SBIR-STTR Award

This Small Business Innovation Research (SBIR) Phase I proposal aims to create a low bandwidth streaming algorithm for high definition (HD) videoconferencing. The ultimate goal is a software system that achieves less than 150 msec one-way end-to-end delay (the typical delays of telephone) for 1280x720 @ 30 fps video at 512 Kbps (the typical upload speeds of high-end consumer broadband). Most videoconferencing systems today stream video at 1/10 of HD resolution. At such resolution, it is often difficult to see facial expressions. Commercial HD products are currently only available in hardware. These systems all require network speeds beyond the limits of broadband. This research aims to develop videoconferencing software for broadband. Faces and whiteboards are the two most common elements of interest in a videoconference. This research will combine real-time network sensing and the domain knowledge of how people perceive facial expressions, whiteboards, and nondescript background to create a unique compression/streaming algorithm. The input video is segmented into different regions. The whiteboard and background will be enhanced for sharpness using novel super resolution techniques. Two core technologies will be developed: 1) perceptual resolution enhancement of whiteboard and background, and 2) network adaptive HD streaming.
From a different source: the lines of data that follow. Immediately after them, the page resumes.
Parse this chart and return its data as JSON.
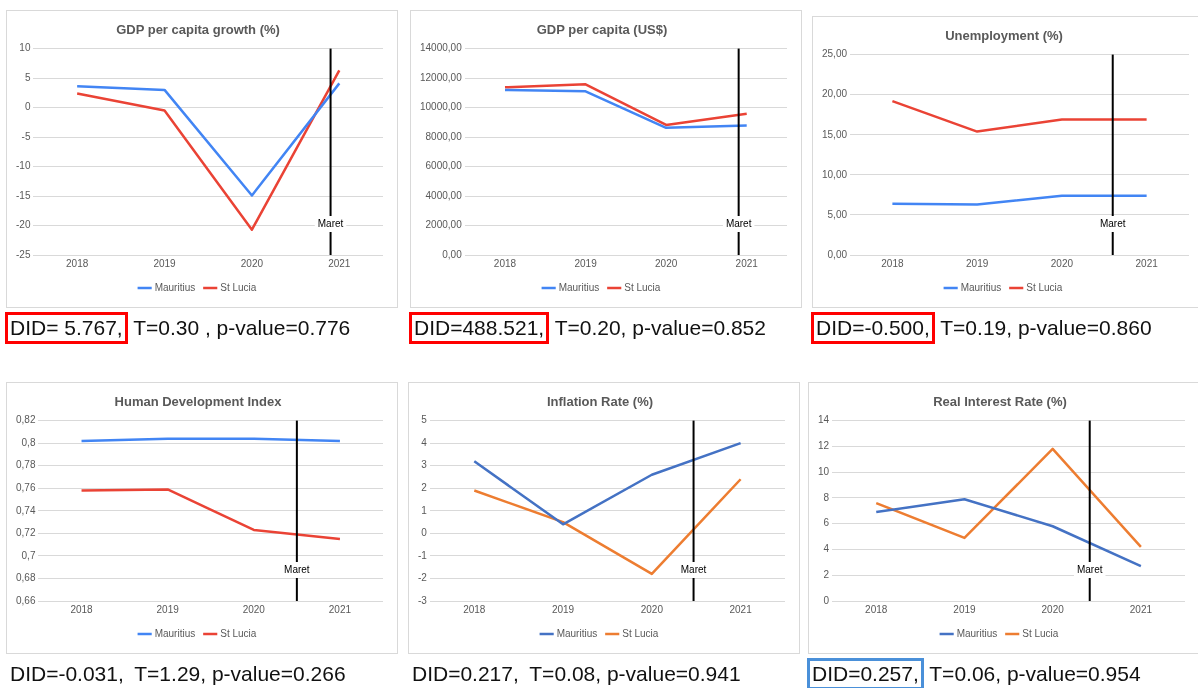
{
  "chart_data": [
    {
      "type": "line",
      "title": "GDP per capita growth (%)",
      "x": [
        2018,
        2019,
        2020,
        2021
      ],
      "xlim": [
        2017.5,
        2021.5
      ],
      "xticks": [
        2018,
        2019,
        2020,
        2021
      ],
      "ylim": [
        -25,
        10
      ],
      "yticks": [
        -25,
        -20,
        -15,
        -10,
        -5,
        0,
        5,
        10
      ],
      "grid": "y",
      "legend": "bottom",
      "marker": "none",
      "series": [
        {
          "name": "Mauritius",
          "color": "#4285f4",
          "values": [
            3.6,
            3.0,
            -14.9,
            4.1
          ]
        },
        {
          "name": "St Lucia",
          "color": "#ea4335",
          "values": [
            2.4,
            -0.5,
            -20.7,
            6.3
          ]
        }
      ],
      "ref_lines": [
        {
          "axis": "x",
          "value": 2020.9,
          "label": "Maret",
          "color": "#000000"
        }
      ],
      "annotations": [
        "DID= 5.767,",
        "T=0.30 , p-value=0.776"
      ]
    },
    {
      "type": "line",
      "title": "GDP per capita (US$)",
      "x": [
        2018,
        2019,
        2020,
        2021
      ],
      "xlim": [
        2017.5,
        2021.5
      ],
      "xticks": [
        2018,
        2019,
        2020,
        2021
      ],
      "ylim": [
        0,
        14000
      ],
      "yticks": [
        {
          "value": 0,
          "label": "0,00"
        },
        {
          "value": 2000,
          "label": "2000,00"
        },
        {
          "value": 4000,
          "label": "4000,00"
        },
        {
          "value": 6000,
          "label": "6000,00"
        },
        {
          "value": 8000,
          "label": "8000,00"
        },
        {
          "value": 10000,
          "label": "10000,00"
        },
        {
          "value": 12000,
          "label": "12000,00"
        },
        {
          "value": 14000,
          "label": "14000,00"
        }
      ],
      "grid": "y",
      "legend": "bottom",
      "marker": "none",
      "series": [
        {
          "name": "Mauritius",
          "color": "#4285f4",
          "values": [
            11200,
            11100,
            8630,
            8780
          ]
        },
        {
          "name": "St Lucia",
          "color": "#ea4335",
          "values": [
            11370,
            11580,
            8820,
            9580
          ]
        }
      ],
      "ref_lines": [
        {
          "axis": "x",
          "value": 2020.9,
          "label": "Maret",
          "color": "#000000"
        }
      ],
      "annotations": [
        "DID=488.521,",
        "T=0.20, p-value=0.852"
      ]
    },
    {
      "type": "line",
      "title": "Unemployment (%)",
      "x": [
        2018,
        2019,
        2020,
        2021
      ],
      "xlim": [
        2017.5,
        2021.5
      ],
      "xticks": [
        2018,
        2019,
        2020,
        2021
      ],
      "ylim": [
        0,
        25
      ],
      "yticks": [
        {
          "value": 0,
          "label": "0,00"
        },
        {
          "value": 5,
          "label": "5,00"
        },
        {
          "value": 10,
          "label": "10,00"
        },
        {
          "value": 15,
          "label": "15,00"
        },
        {
          "value": 20,
          "label": "20,00"
        },
        {
          "value": 25,
          "label": "25,00"
        }
      ],
      "grid": "y",
      "legend": "bottom",
      "marker": "none",
      "series": [
        {
          "name": "Mauritius",
          "color": "#4285f4",
          "values": [
            6.4,
            6.3,
            7.4,
            7.4
          ]
        },
        {
          "name": "St Lucia",
          "color": "#ea4335",
          "values": [
            19.2,
            15.4,
            16.9,
            16.9
          ]
        }
      ],
      "ref_lines": [
        {
          "axis": "x",
          "value": 2020.6,
          "label": "Maret",
          "color": "#000000"
        }
      ],
      "annotations": [
        "DID=-0.500,",
        "T=0.19, p-value=0.860"
      ]
    },
    {
      "type": "line",
      "title": "Human Development Index",
      "x": [
        2018,
        2019,
        2020,
        2021
      ],
      "xlim": [
        2017.5,
        2021.5
      ],
      "xticks": [
        2018,
        2019,
        2020,
        2021
      ],
      "ylim": [
        0.66,
        0.82
      ],
      "yticks": [
        {
          "value": 0.66,
          "label": "0,66"
        },
        {
          "value": 0.68,
          "label": "0,68"
        },
        {
          "value": 0.7,
          "label": "0,7"
        },
        {
          "value": 0.72,
          "label": "0,72"
        },
        {
          "value": 0.74,
          "label": "0,74"
        },
        {
          "value": 0.76,
          "label": "0,76"
        },
        {
          "value": 0.78,
          "label": "0,78"
        },
        {
          "value": 0.8,
          "label": "0,8"
        },
        {
          "value": 0.82,
          "label": "0,82"
        }
      ],
      "grid": "y",
      "legend": "bottom",
      "marker": "none",
      "series": [
        {
          "name": "Mauritius",
          "color": "#4285f4",
          "values": [
            0.802,
            0.804,
            0.804,
            0.802
          ]
        },
        {
          "name": "St Lucia",
          "color": "#ea4335",
          "values": [
            0.758,
            0.759,
            0.723,
            0.715
          ]
        }
      ],
      "ref_lines": [
        {
          "axis": "x",
          "value": 2020.5,
          "label": "Maret",
          "color": "#000000"
        }
      ],
      "annotations": [
        "DID=-0.031,",
        "T=1.29, p-value=0.266"
      ]
    },
    {
      "type": "line",
      "title": "Inflation Rate (%)",
      "x": [
        2018,
        2019,
        2020,
        2021
      ],
      "xlim": [
        2017.5,
        2021.5
      ],
      "xticks": [
        2018,
        2019,
        2020,
        2021
      ],
      "ylim": [
        -3,
        5
      ],
      "yticks": [
        -3,
        -2,
        -1,
        0,
        1,
        2,
        3,
        4,
        5
      ],
      "grid": "y",
      "legend": "bottom",
      "marker": "none",
      "series": [
        {
          "name": "Mauritius",
          "color": "#4472c4",
          "values": [
            3.2,
            0.4,
            2.6,
            4.0
          ]
        },
        {
          "name": "St Lucia",
          "color": "#ed7d31",
          "values": [
            1.9,
            0.5,
            -1.8,
            2.4
          ]
        }
      ],
      "ref_lines": [
        {
          "axis": "x",
          "value": 2020.47,
          "label": "Maret",
          "color": "#000000"
        }
      ],
      "annotations": [
        "DID=0.217,",
        "T=0.08, p-value=0.941"
      ]
    },
    {
      "type": "line",
      "title": "Real Interest Rate (%)",
      "x": [
        2018,
        2019,
        2020,
        2021
      ],
      "xlim": [
        2017.5,
        2021.5
      ],
      "xticks": [
        2018,
        2019,
        2020,
        2021
      ],
      "ylim": [
        0,
        14
      ],
      "yticks": [
        0,
        2,
        4,
        6,
        8,
        10,
        12,
        14
      ],
      "grid": "y",
      "legend": "bottom",
      "marker": "none",
      "series": [
        {
          "name": "Mauritius",
          "color": "#4472c4",
          "values": [
            6.9,
            7.9,
            5.8,
            2.7
          ]
        },
        {
          "name": "St Lucia",
          "color": "#ed7d31",
          "values": [
            7.6,
            4.9,
            11.8,
            4.2
          ]
        }
      ],
      "ref_lines": [
        {
          "axis": "x",
          "value": 2020.42,
          "label": "Maret",
          "color": "#000000"
        }
      ],
      "annotations": [
        "DID=0.257,",
        "T=0.06, p-value=0.954"
      ]
    }
  ]
}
Although the concepts just described have been explored in principle by thousands of researches over the last few decades, previous efforts did not result in any HD products

This SBIR Phase II project extends the PI's Phase I to create a theoretical bandwidth and latency efficient multimedia streaming framework for communication. The ultimate goal is a software system that achieves less than 150 msec one-way end-to-end delay (the typical delay of telephone) for a 10-30 site meeting supporting wideband audio, full motion video, and application/desktop sharing over broadband networks. The industry norm to achieve multiparty video/web conferencing is the client-server architecture. Client-server architecture is expensive to deploy due to the number of servers required and the bandwidth required at the server nodes. Peer-to-peer approaches have been successfully used for large scale file sharing. However, peer-to-peer approaches have been relatively unexplored to scale the number of participants in a single meeting. This research combines real-time network sensing and the domain knowledge of video and web conferencing to create a scalable and cost effective peer-to-peer streaming algorithm. The maximum number of sites in a multiparty videoconferencing is typically 4-6. Given the limited screen resolution of a laptop/desktop, methods for showing 10-30 full motion video and a shared application are relatively unexplored. Poor user experience from inadequate user interface is a major barrier to the adoption of previous video/web conferencing tools. This research combines recent human factor discoveries to create a novel user interface that intuitively supports multiparty communication. Since AT&T invented videoconferencing in 1927, videoconferencing has been one commercial failure after another. The PI's previous research suggests that such failures are rooted in inadequate knowledge of the human factor requirements of videoconferencing. Based on previous research, they are developing a commercial software system which will make substantial impact on telework, remote education, and humanitarian operations. This project aims to create a low-cost peer-to-peer alternative to client-server architectures for large scale meetings. If successful, the architecture proposed in this effort could have significant commercial impact.